The Hague has just become the first city in the world to legally ban fossil fuel advertising, prohibiting promotions for petrol, diesel, aviation, and cruise ships across billboards, bus shelters, and other outdoor spaces starting in 2025. The ordinance took two years to pass and arrived only after voluntary agreements collapsed, with ad operators simply refusing to comply. Researchers compare it to tobacco advertising bans: the point isn’t just to stop one billboard, but to chip away at the sense that high-carbon choices are the normal default. Cities like Toronto, Graz, and Amsterdam have been waiting for someone to go first, and now they have a working legal template. It’s a small but meaningful reminder that cities don’t have to wait for national governments to start reshaping the climate conversation.
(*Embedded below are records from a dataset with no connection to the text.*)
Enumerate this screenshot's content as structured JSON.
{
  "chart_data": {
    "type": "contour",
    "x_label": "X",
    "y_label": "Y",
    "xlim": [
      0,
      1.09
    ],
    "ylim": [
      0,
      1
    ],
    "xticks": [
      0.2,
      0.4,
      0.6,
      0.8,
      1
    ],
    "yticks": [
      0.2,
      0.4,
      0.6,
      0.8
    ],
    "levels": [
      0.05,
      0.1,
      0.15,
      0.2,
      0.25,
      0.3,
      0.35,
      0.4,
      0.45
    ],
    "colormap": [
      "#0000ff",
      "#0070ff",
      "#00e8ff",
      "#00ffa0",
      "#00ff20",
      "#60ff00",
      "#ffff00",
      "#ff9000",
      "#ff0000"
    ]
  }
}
The beach with vegetation in foreground, for article on legal rights for ocean waves

In a first, the Brazilian city of Linhares grants legal rights to waves

Legal rights for ocean waves are now real: in August 2024, the Brazilian city of Linhares became the first government anywhere to extend legal personhood to part of the ocean, recognizing the waves at the mouth of the Doce River as rights-bearing. The waves had been smothered for seven years by mining sludge from a 2015 dam collapse, until a 2022 flood unexpectedly washed the river mouth clean. Rather than wait for the next disaster, the community wrote protection into law, requiring the city to actively defend the river’s flow and the waters it feeds. It’s a small, precise win with big implications — a hint of how coastal communities everywhere might begin defending the ecosystems they love on the ecosystems’ own terms.

Helsinki, for article on air-to-water heat pump

World’s largest air-to-water heat pump to warm 30,000 homes in Finland

Helsinki’s new heat pump can warm 30,000 homes on renewable electricity alone, even when winter temperatures drop to -4°F. Built by MAN Energy Solutions for Finnish utility Helen Oy, it’s the largest air-to-water heat pump in the world, and it uses carbon dioxide as its refrigerant instead of the harmful gases most pumps rely on. Once it switches on for the 2026–2027 heating season, it’s expected to cut around 26,000 tonnes of CO2 each year compared to fossil-fueled heating. Cold cities everywhere have been waiting for proof that district heating can go fully renewable without sacrificing reliability through deep winters. If Helsinki’s machine delivers, it offers a blueprint Scandinavia, Central Europe, and beyond can actually follow.